I like to walk. Walk along the rivers, streams. through the woods and fields, maybe just around the block. But there was one walk a few years ago I should not have taken. That was the walk around the beaver pond in Fairfield, Ohio,   
     I had visited the pond many times. Sometimes after a heavy rain the dam would be damaged but the beavers would quickly get to work repairing it. They turned a small stream into a large pond by building that dam.
     Well, back to that fateful walk. As I walked along the edge of the pond on that cool spring morning I observed a kingfisher and two or three blue herons, each trying to catch his breakfast of small fish. Dozens of bullfrogs and greenfrogs jumped into the glistening water as I disturbed their peacefull morning. Every so often I heard the sound of a fish breaking the surface of the water.  I saw a few turtles in the beaver pond.  I thought I saw a large snake, but it was just a crooked stick. It's funny how your mind can play tricks on you as you anticipate what you will see next.  It was just a stick. 
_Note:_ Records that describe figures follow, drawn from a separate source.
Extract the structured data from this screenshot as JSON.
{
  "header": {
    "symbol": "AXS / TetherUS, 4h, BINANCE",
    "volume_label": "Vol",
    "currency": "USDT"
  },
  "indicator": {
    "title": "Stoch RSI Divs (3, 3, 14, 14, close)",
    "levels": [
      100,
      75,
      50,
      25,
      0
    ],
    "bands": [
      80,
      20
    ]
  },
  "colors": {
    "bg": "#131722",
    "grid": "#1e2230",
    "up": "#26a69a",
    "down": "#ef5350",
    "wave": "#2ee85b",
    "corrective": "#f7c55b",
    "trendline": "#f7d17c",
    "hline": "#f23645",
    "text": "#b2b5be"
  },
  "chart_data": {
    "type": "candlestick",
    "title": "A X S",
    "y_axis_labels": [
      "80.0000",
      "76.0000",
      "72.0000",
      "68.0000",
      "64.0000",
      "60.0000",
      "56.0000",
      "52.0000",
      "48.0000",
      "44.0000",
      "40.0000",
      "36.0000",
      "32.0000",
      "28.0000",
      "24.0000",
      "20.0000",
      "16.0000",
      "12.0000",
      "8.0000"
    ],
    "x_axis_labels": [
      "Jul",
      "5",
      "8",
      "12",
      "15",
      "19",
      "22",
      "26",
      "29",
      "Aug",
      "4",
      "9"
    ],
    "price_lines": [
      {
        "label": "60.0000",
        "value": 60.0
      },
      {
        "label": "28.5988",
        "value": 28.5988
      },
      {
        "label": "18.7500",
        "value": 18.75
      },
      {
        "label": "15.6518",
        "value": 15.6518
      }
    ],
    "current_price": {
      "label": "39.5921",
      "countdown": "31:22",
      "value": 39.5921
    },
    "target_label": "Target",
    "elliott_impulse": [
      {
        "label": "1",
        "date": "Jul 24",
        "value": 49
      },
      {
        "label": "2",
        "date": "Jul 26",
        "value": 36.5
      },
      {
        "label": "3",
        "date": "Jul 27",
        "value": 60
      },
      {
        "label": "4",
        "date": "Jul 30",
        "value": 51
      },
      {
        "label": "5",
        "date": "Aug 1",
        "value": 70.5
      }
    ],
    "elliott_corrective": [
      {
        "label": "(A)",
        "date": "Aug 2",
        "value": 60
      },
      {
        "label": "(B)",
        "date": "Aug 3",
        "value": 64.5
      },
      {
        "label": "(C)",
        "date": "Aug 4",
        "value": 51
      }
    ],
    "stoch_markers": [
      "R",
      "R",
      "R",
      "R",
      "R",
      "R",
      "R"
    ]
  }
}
     It was then that I frightened the mother duck. She was sitting behind a tuft of long grass just inches from the water. She didn't see me approaching and I didn't see her till she hit the water, with four very small ducklings right behind her. The babies couldn't have been more than a day or two old. She quickly led them across the pond to an area where "the intruder" could not bother them.
     Watching them as they crossed the pond I took a few more steps, then a surprise, a fifth duckling jumped into the pond. Why he was left behind I don't know. Maybe he was sleeping. He hit the water and started calling out to his mother, peep, peep, peep. Then his mother called from the other side of the pond. She would call with a quack and the baby would respond with a peep. It was funny to watch.  
     The young duckling got half way to its mother, then suddenly dissappeared. Something pulled it under water.  It was gone!  I couldn't believe it.  About two seconds later it popped back to the surface. It was calling frantically to its mother now. Calling fast and loud. Peep, peep, peep, peep. The mother duck raced to try to get to her young one. She traveled across that water faster than I thought a duck could swim. But It was too late, the duckling was pulled under again, this time he didn't come back up. 
     I don"t know what got the poor thing. A large catfish?  Maybe.  But now that I think about it I think it was probably a
snapping turtle. I had seen a large one in that pond one time before.
     The mother duck seemed bewildered, she swam in a circle a few times, still calling out. Of course there was no reply, In a few seconds she headed back to the ducklings she had left on the other side of the pond. Did any of them understand what had just happened?  I don't know. A second later it was just as if nothing had happened. Everything back to normal.
     The kingfisher and herons were still trying to catch breakfast, the frogs still jumped in ahead of my footsteps. The stick was still a stick. But I kept wishing that I would have walked somewhere else. Then the baby duck would not have met his fate on that spring morning. 
      Be careful.  There are a lot of snapping turtles out there.   And they don't all live in a beaver pond.   Take care.